As most of Vietnam’s coffee is produced on small family farms between two and three acres (one and two hectares) in size, much of the field work is done by family members. Consequently, issues involving worker health hit, quite literally, close to home. As part of the Rainforest Alliance training program,  Vinh educates farmers about the dangers of certain chemicals and trains them to use safer techniques, such as applying a combination of less harmful agrochemicals and organic compost as fertilizer, employing Integrated Pest Management (IPM) techniques instead of resorting to heavy pesticide use, and partially or fully replacing herbicides with hand and machine weeding. (The Sustainable Agriculture Network standards allow for some limited, rigorously controlled agrochemicals and strictly prohibit all chemicals listed on the Dirty Dozen list of the Pesticide Action Network North America as well as those banned by the USDA and the European Food and Drug Administration.) Farmers must keep a log of all purchases and applications of permitted chemicals, and the Rainforest Alliance provides ongoing training and assistance to help farmers continue to reduce their use of agrochemicals.

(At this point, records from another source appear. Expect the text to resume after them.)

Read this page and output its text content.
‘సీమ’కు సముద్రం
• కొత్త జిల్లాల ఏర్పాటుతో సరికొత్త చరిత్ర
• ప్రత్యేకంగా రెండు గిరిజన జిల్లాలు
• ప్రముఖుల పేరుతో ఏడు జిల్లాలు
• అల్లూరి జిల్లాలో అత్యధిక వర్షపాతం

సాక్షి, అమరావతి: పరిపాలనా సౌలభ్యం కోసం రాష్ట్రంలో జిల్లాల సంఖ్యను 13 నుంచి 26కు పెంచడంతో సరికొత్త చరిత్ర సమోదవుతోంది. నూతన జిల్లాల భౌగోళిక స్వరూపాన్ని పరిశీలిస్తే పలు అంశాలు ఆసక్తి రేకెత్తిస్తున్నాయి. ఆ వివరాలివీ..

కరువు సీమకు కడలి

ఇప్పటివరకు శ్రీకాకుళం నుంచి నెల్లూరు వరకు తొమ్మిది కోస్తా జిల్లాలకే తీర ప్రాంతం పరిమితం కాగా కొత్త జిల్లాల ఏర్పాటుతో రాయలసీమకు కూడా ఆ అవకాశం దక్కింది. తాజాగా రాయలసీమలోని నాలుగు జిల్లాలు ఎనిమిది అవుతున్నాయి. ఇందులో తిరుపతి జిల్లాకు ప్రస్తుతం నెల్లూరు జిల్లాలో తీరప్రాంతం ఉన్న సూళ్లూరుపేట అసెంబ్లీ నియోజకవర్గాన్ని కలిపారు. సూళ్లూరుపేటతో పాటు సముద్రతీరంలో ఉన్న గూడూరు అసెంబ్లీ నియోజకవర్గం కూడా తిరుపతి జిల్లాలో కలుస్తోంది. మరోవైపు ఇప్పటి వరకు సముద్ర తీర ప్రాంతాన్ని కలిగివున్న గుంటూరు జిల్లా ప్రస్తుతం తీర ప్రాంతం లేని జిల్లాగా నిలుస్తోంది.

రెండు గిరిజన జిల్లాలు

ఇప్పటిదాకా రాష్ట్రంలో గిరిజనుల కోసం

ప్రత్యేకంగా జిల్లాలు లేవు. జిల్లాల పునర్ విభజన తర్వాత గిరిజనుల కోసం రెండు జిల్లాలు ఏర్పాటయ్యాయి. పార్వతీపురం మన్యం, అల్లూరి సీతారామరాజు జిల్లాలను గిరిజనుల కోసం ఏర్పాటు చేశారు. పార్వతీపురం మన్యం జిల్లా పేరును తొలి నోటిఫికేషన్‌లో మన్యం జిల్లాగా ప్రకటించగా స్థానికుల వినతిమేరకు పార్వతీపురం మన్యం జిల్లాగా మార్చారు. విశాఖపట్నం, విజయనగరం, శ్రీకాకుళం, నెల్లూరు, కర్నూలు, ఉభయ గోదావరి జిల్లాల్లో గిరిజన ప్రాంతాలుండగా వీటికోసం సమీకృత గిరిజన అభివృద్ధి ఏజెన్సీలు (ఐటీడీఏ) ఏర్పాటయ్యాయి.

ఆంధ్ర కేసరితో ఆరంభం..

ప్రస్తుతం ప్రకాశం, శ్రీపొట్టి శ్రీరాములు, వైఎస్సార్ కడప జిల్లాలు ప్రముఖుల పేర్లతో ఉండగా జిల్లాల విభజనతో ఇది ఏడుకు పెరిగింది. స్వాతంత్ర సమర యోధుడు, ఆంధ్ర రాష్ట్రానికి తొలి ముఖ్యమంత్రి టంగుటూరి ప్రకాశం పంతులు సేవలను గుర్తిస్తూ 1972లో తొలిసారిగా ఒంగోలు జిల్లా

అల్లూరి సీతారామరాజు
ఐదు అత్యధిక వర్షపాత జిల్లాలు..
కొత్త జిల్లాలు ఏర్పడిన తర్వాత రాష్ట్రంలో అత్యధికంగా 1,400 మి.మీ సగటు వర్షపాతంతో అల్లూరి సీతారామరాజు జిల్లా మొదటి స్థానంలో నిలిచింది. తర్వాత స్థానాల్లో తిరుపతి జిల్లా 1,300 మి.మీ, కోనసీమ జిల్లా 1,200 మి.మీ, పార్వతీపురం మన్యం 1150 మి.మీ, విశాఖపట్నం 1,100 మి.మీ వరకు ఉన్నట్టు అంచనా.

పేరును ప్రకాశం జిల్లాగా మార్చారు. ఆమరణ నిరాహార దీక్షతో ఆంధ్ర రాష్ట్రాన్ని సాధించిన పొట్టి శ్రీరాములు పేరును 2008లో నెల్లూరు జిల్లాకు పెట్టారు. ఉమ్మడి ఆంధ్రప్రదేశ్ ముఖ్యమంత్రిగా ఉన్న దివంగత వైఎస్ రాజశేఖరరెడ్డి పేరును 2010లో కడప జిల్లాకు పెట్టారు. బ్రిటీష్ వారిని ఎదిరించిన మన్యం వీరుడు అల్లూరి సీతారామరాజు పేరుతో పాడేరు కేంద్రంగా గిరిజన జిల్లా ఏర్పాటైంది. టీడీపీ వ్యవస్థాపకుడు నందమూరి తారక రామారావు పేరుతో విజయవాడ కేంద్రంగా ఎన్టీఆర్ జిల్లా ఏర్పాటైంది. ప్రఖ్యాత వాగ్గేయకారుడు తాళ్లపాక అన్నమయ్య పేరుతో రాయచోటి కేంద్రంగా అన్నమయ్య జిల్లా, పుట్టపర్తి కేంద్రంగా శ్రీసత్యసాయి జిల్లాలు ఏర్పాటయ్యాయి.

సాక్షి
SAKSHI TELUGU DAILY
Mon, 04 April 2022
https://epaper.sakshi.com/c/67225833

Vinh recalled a conversation with one particular tea farmer, about a year after she had been trained by the Rainforest Alliance. “She told me that she’s so happy with how clean her farm is now that they are properly dealing with waste,” said Vinh. “She said people have taken notice of how beautiful her farm looks with all of the shade trees and lack of waste. She’s also happy that her family’s health is being protected, as they’ve stopped using SAN-prohibited pesticides and learned how to use personal protective equipment while using chemicals.”

Although the Rainforest Alliance has only been working in Vietnam for a few years, nearly 50,000 acres (20,000 hectares) of its farmland have already been certified. “We are very young in Vietnam,” Pham said, “But I think step by step, we are contributing to changing the landscape of the agricultural sector.”